À différents endroits, dans différentes positions, à partir de différents chemins, nous nous sommes rendu compte qu’il n’était pas facile de parler de notre faire…
De quoi s’agit-il ? Utiliser des mots pour former un écrit, qui nous permettra de raconter, de partager un peu de ce que l’on peut dire de notre pratique, qui souvent nous pousse à nous demander pourquoi nous l’appelons psychanalyse, ou qu’y a-t-il de psychanalytique là-dedans…
Dérive que nous pousse à remettre en question le rôle de la psychanalyse dans notre pratique, donc… En situation réelle, il ne s’agit ni de concepts ni de théorie, il s’agit uniquement de ce qui se passe… là, avec quelqu’un, avec un autre… là, on pense pas. Et là où on ne réfléchit pas, est possible de mieux jouer ?
Si on ne réfléchit pas, que fait-on alors ?

Être face à sa propre étrangeté et à celle de l’autre, être étranges, nous mettre en contact avec celui qui boite et l’accueillir… on profère des mots qui ne parviennent pas à éclaircir, ni à rendre compte pour comprendre, pleurs, torsions du corps, mains qui passent sur le visage puis s’entremêlent, qui se retournent sur les genoux, agiter la tête, dans un va-et-vient qui peut vouloir dire non ou je ne sais pas, des gestes, des mots qui ne parviennent pas à dire, qui soulagent à peine parfois un être souffrant.
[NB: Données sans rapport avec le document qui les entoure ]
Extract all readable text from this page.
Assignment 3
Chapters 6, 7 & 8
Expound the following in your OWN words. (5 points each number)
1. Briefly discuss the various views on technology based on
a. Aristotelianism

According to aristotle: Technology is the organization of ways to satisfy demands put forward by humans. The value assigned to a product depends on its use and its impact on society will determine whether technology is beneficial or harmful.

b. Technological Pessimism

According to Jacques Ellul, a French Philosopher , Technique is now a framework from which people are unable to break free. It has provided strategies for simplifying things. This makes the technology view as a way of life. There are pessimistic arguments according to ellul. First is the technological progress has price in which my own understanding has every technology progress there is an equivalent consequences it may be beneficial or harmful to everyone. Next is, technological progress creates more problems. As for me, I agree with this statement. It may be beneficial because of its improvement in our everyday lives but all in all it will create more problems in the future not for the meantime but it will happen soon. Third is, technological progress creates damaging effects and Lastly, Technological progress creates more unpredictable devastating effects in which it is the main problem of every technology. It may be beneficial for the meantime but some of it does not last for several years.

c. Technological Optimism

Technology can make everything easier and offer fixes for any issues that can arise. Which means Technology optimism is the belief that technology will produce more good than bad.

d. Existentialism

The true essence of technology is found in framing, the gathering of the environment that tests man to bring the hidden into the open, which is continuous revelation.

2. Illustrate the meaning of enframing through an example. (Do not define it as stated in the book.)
Apparaît alors toute une Surface… où l’on s’exprime, où se manifestent différentes formes et différents moments qui déforment, informent, touchent, frôlent, secouent, perforent, tirent, déchirent… des coups… des mouvements… des pliages et des dépliages… des sensations et des émotions, des intensités… être là… et quoi d’autre ?
Dire qu’il s’agit d’être là semble insuffisant, bien faible pour décrire un faire psychanalytique (¿) Pourtant, même quand les mots manquent, il se passe des choses dans cette rencontre, dans ces mouvements…
Un geste avec des gestes…accueil…geste d’accueil… supporter l’étrange… ce qui nous emmène dans un commun où rien n’est propre… champ… composition…rythme…danse…mots qui dessinent les corps… corps qui se déplacent entre les mots… des mots qui font jouer les corps…
Nous nous sommes dit que prendre le geste pourrait aider à dire quelque chose de cette façon d’être que nous avons du mal à décrire, à dés-écrire, comme ce qui circule, ce qui dessine, qui transmet des représentations, des images. Les gestes créent des relations et jouent avec les mots, qui sont au premier plan dans une analyse. Ils définissent, esquissent la poésie que l’on perçoit dans les actes, cette forme incertaine sous laquelle l’acte se présente. Les gestes suggèrent, indiquent, invitent, montrent…
Ils montrent… une grande partie de ce dont nous avons besoin dans notre travail quotidien dans les institutions publiques comme politique d’action et dispositif d’accompagnement, pour ne pas entrer en relation d’une manière bureaucratique, où l’état, pour la gestion, se met à générer des idées et des idéaux qui ne touchent pas les sujets et qui ne comprennent/ne prennent pas en charge leurs difficultés.
Certains de ces gestes jouent et produisent des effets précis dans la construction d’un champ, dans la possibilité d’ouverture d’un territoire “entre”, comme le dit François Jullien.
Comment réussir à parler de ce qui se passe là, dans l’entre, si nous ne prenons pas en compte ces gestes ? Avec Lacan, et avec Allouch, nous savons que dans cet espace de jeu, nous jouons sans réfléchir, mais pas de n’importe quelle manière… un savoir à construire donc… en rendant visible ce qui ne se voit pas mais qui est bien là, une présence invisible…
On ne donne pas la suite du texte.